好況に向かうアメリカ?

昨日のダウは0.49% 上げて10320 ドル、原油はバレルで微減しつつも74.9 ドル、金は微増でオンス1251.5 ドルとなった。失業手当の請求が減り、住宅の売り上げが増えたことを好感したようである。「不況に突入」という予想が急激に静まっているともいう。
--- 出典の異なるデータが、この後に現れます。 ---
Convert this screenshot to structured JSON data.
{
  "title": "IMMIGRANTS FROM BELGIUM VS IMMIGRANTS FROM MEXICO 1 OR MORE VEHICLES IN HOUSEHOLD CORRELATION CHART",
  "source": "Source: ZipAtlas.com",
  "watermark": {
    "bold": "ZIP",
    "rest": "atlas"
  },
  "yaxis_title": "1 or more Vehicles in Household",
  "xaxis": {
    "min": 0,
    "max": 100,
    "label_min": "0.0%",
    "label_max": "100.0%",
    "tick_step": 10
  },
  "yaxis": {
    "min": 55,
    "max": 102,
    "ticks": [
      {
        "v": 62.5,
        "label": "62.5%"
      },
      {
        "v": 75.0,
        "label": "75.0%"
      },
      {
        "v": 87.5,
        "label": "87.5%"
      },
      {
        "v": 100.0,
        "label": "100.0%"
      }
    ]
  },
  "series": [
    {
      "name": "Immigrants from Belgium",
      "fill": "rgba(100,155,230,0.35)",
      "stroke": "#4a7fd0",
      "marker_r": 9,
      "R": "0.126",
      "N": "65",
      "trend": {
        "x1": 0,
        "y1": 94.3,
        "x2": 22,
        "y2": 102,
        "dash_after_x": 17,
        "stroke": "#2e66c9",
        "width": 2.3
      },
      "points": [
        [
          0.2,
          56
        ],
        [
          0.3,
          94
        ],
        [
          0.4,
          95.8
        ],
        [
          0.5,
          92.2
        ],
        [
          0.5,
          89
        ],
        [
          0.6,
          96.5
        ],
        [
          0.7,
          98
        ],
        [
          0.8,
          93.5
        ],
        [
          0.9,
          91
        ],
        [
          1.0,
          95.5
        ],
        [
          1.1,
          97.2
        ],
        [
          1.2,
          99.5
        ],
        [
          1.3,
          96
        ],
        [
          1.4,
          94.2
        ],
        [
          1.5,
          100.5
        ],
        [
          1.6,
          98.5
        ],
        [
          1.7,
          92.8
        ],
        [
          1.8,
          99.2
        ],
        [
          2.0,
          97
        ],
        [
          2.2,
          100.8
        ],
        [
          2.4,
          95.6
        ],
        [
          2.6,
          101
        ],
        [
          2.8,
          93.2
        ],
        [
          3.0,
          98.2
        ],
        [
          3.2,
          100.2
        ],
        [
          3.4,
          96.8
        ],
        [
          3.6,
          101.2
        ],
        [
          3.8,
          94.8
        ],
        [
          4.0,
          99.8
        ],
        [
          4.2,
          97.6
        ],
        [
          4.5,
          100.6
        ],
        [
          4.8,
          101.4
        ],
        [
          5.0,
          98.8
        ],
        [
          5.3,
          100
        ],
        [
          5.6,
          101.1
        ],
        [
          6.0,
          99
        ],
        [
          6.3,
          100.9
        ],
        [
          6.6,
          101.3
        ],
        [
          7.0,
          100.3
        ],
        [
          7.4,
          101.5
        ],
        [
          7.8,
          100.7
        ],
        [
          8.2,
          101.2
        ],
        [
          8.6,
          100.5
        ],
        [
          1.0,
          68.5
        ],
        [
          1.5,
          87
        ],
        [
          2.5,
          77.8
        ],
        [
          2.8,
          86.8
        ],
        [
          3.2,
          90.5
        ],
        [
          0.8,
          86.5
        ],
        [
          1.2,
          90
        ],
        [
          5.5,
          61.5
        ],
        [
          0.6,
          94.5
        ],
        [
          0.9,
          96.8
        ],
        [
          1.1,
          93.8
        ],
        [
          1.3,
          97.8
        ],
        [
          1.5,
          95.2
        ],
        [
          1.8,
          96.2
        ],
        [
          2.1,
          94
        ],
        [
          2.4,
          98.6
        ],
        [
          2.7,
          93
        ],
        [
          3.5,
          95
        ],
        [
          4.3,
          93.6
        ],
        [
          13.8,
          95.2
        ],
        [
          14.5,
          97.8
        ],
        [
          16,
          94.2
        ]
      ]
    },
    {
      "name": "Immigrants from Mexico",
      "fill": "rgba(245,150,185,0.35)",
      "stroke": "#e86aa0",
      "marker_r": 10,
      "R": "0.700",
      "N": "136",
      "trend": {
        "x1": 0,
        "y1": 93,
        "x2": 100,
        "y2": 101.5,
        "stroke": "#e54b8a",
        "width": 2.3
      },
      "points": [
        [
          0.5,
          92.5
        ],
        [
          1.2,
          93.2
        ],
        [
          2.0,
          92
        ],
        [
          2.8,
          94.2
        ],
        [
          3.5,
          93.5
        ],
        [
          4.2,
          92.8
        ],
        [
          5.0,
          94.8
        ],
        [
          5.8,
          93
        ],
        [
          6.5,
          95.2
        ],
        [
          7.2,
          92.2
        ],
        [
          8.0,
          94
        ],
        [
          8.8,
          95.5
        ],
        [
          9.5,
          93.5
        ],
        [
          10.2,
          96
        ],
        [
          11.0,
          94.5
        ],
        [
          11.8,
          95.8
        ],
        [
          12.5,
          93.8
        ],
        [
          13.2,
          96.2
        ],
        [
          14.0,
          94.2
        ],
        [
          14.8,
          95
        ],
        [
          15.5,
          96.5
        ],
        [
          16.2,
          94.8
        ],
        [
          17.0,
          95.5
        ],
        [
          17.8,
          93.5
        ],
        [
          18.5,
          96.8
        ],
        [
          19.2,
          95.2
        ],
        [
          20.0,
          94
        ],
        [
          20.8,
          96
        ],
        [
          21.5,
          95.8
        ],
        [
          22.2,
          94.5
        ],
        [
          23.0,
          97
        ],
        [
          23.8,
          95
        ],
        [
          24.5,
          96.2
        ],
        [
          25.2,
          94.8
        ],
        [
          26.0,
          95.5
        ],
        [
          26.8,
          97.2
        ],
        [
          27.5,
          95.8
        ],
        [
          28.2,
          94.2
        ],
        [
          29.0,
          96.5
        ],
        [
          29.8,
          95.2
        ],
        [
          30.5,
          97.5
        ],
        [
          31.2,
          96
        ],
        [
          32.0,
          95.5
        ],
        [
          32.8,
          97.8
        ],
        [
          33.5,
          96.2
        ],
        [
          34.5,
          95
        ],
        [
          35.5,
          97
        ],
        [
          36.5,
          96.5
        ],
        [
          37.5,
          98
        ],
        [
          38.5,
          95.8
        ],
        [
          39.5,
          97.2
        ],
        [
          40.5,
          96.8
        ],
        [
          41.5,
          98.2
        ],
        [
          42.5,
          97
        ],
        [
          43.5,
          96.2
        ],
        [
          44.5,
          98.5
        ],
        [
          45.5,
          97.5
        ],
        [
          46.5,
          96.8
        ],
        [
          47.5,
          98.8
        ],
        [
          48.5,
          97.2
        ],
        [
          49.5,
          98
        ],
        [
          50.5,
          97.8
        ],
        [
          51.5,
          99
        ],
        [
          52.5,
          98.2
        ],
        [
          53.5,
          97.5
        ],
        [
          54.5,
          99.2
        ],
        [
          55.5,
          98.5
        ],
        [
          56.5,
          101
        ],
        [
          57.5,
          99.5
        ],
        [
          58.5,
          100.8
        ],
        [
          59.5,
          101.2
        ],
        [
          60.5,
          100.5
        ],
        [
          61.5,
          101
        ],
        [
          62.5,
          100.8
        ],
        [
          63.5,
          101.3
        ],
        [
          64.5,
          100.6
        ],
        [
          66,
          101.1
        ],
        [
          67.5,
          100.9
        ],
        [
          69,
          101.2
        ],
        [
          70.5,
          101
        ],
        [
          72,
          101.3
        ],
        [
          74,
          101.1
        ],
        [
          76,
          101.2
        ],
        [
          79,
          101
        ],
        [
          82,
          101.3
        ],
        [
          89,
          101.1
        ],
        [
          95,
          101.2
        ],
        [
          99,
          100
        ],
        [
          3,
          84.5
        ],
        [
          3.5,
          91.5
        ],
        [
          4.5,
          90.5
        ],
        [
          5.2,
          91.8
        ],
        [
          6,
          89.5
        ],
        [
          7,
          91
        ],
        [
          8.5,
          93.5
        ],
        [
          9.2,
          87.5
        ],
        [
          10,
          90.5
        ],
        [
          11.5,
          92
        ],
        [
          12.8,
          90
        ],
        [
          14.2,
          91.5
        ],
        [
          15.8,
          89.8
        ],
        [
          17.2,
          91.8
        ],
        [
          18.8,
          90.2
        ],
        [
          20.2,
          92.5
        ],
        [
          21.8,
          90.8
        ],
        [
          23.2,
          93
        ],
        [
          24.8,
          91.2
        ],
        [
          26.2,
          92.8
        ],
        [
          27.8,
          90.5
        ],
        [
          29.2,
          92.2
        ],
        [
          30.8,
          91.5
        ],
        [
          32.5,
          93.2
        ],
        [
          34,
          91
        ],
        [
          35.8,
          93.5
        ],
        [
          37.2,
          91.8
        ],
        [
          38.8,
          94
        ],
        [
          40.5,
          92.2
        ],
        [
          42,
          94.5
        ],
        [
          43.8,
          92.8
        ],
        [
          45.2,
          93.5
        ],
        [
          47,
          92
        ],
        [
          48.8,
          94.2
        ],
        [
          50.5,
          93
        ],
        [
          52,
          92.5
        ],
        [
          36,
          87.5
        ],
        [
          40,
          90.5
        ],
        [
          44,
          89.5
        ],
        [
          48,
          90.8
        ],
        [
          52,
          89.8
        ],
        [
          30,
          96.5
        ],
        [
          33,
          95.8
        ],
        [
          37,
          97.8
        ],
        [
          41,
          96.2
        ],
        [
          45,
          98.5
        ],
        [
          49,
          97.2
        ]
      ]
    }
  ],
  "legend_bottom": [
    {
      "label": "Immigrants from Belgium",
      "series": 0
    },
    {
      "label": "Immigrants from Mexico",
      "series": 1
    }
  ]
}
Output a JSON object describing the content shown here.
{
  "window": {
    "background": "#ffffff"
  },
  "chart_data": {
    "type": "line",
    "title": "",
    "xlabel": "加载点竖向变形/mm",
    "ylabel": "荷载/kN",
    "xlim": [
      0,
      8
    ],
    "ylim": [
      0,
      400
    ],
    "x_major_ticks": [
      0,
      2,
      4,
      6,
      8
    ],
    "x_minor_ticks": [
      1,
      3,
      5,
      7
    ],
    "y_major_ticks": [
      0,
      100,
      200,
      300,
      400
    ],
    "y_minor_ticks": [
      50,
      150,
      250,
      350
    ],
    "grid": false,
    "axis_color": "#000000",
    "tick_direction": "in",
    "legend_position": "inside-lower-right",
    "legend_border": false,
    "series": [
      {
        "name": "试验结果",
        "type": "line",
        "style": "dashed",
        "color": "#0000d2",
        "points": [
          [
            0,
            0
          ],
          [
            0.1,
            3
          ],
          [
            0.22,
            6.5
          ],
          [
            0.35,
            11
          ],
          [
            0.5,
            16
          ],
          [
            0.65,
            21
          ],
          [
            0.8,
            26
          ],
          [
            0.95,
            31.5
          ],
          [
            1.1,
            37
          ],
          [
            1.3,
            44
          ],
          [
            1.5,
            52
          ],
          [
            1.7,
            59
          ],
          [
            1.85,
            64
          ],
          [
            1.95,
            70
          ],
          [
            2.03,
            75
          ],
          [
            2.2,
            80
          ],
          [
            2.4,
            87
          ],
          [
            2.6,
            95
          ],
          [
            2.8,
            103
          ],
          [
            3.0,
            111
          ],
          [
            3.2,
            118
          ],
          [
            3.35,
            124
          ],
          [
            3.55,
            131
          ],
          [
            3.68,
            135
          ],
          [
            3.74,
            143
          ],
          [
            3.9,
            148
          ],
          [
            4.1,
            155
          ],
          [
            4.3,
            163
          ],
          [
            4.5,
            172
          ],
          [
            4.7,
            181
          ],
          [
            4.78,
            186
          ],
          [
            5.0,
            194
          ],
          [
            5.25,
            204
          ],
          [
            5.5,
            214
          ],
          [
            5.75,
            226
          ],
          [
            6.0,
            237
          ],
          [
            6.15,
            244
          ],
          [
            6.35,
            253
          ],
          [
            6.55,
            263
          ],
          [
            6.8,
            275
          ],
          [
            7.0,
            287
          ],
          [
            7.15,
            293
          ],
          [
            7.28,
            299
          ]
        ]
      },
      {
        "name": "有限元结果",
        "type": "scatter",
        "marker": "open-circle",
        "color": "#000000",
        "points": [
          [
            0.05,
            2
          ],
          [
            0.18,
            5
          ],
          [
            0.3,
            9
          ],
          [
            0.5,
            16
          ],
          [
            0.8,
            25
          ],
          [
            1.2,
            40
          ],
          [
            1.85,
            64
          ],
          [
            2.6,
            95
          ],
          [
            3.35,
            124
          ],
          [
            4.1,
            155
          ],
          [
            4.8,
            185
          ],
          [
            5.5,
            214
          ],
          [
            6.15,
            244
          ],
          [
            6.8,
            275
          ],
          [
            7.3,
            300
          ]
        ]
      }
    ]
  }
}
日々の株価動向で景気の行方を占うことには限界がある。アメリカの場合、景気回復と言った場合、リーマン・ショック以前の経済に戻るということのわけだが、サブプライム不動産ローンの不良債権化の問題は2006 年から始まっていたし、リーマン・ショック後の一連の緊急対策で事態が改善されたわけでもない。いっぽう、世界中から大量に輸入してドルを刷り、経常収支赤字を積み増すという対外経済構造も変わったわけではない。アメリカにとっての「回復」というのは、いったい何を指しているのか。それがさっぱりわからない。
はっきりしているのは、株価と原油価格と金価格が仲良く上下に動くというだけのことだ。それと、今のアメリカが日本並みの超低金利であるということだ。本格回復となれば株価も上がるが、消費の増大を見越して原油価格が上がり、原油価格上昇が物価全般を押し上げるということで金価格も急上昇する。やがてFRBもインフレを警戒して金利を上げざるを得なくなる。それが年内に来るのか(もう9月だからね)、来年まで持ち越されるのか。
日本の「失われた20年」は、石油価格が低い中で進展していった。だが、アメリカは日本よりもはるかにインフレ体質が強い。インフレ懸念から金利が上がれば、過剰なレバレッジだけで成り立っている経済は、一発で崩壊する。長期低迷をするだけの体力が、ないのである。